US 12,061,673 B1
	Multi-agent planning and autonomy
Sean Soleyman, Calabasas, CA (US); and Deepak Khosla, Camarillo, CA (US)
Assigned to HRL LABORATORIES, LLC, Malibu, CA (US)
Filed by HRL Laboratories, LLC, Malibu, CA (US)
Filed on Feb. 3, 2021, as Appl. No. 17/167,001.
Application 17/167,001 is a continuation in part of application No. 17/064,566, filed on Oct. 6, 2020.
Application 17/064,566 is a continuation in part of application No. 16/792,869, filed on Feb. 17, 2020.
Claims priority of provisional application 63/027,829, filed on May 20, 2020.
Claims priority of provisional application 62/953,008, filed on Dec. 23, 2019.
Claims priority of provisional application 62/814,133, filed on Mar. 5, 2019.
Int. Cl. G06F 18/21 (2023.01); G06N 3/086 (2023.01)

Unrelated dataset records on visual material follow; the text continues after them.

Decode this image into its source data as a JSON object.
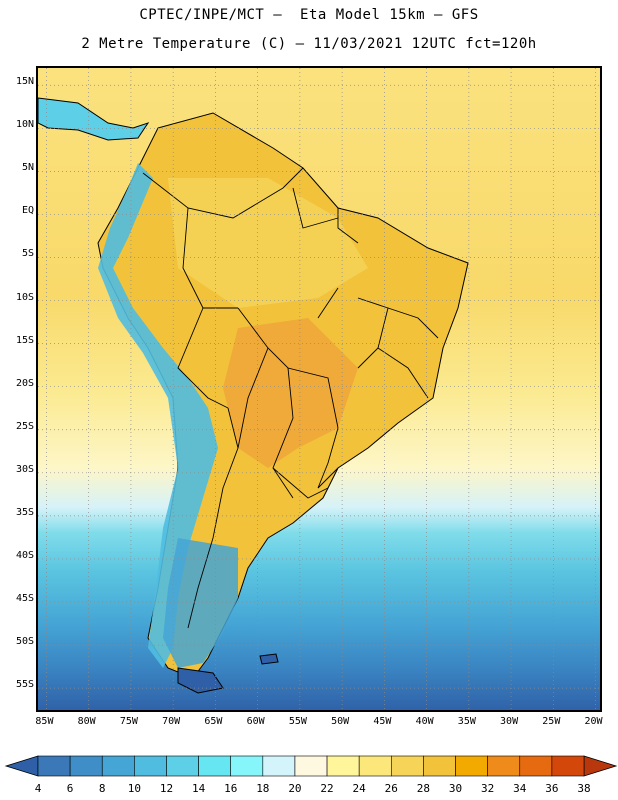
{
  "title": {
    "line1": "CPTEC/INPE/MCT –  Eta Model 15km – GFS",
    "line2": "2 Metre Temperature (C) – 11/03/2021 12UTC fct=120h"
  },
  "map": {
    "projection": "lat-lon",
    "lon_range": [
      -86,
      -19
    ],
    "lat_range": [
      -58,
      17
    ],
    "lat_labels": [
      "15N",
      "10N",
      "5N",
      "EQ",
      "5S",
      "10S",
      "15S",
      "20S",
      "25S",
      "30S",
      "35S",
      "40S",
      "45S",
      "50S",
      "55S"
    ],
    "lon_labels": [
      "85W",
      "80W",
      "75W",
      "70W",
      "65W",
      "60W",
      "55W",
      "50W",
      "45W",
      "40W",
      "35W",
      "30W",
      "25W",
      "20W"
    ]
  },
  "colorbar": {
    "levels": [
      "4",
      "6",
      "8",
      "10",
      "12",
      "14",
      "16",
      "18",
      "20",
      "22",
      "24",
      "26",
      "28",
      "30",
      "32",
      "34",
      "36",
      "38"
    ],
    "colors": [
      "#2f5fa6",
      "#3a78b8",
      "#3f8ec8",
      "#45a5d5",
      "#50bde0",
      "#5dd0e8",
      "#66e6f0",
      "#86f6fb",
      "#d4f4fb",
      "#fff8e1",
      "#fff59a",
      "#fbe77a",
      "#f6d458",
      "#f2c23a",
      "#f2a900",
      "#ee8b1b",
      "#e56a10",
      "#d4470a",
      "#b8370c"
    ]
  }
}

CPC G06F 18/2185 (2023.01) [G06N 3/086 (2013.01)]

18 Claims

1. A system for controlling a plurality of autonomous platforms, the system comprising:

one or more processors and a non-transitory computer-readable medium having executable instructions encoded thereon such that when executed, the one or more processors perform operations of:

performing a training process to produce a trained learning agent in a simulation environment comprising a plurality of controlled platforms and a plurality of target platforms, comprising:

for each simulation time-step until an episode ends:

assigning each controlled platform to one target platform, wherein each target platform produces an observation;

processing, with a learning agent, each observation using a deep learning network;

for each observation, producing, by the learning agent, an action corresponding to each controlled platform until an action has been produced for each controlled platform in the simulation environment;

obtaining a reward value corresponding to the episode; and

executing the trained learning agent to control each autonomous platform comprising a plurality of platform sensors and platform actuators, wherein executing the trained agent comprises:

receiving, by the trained agent, one or more observations from at least one platform sensor;

producing a behavior-level action based on the one or more observations; and

causing one or more platform actuators to perform a physical action based on the behavior-level action.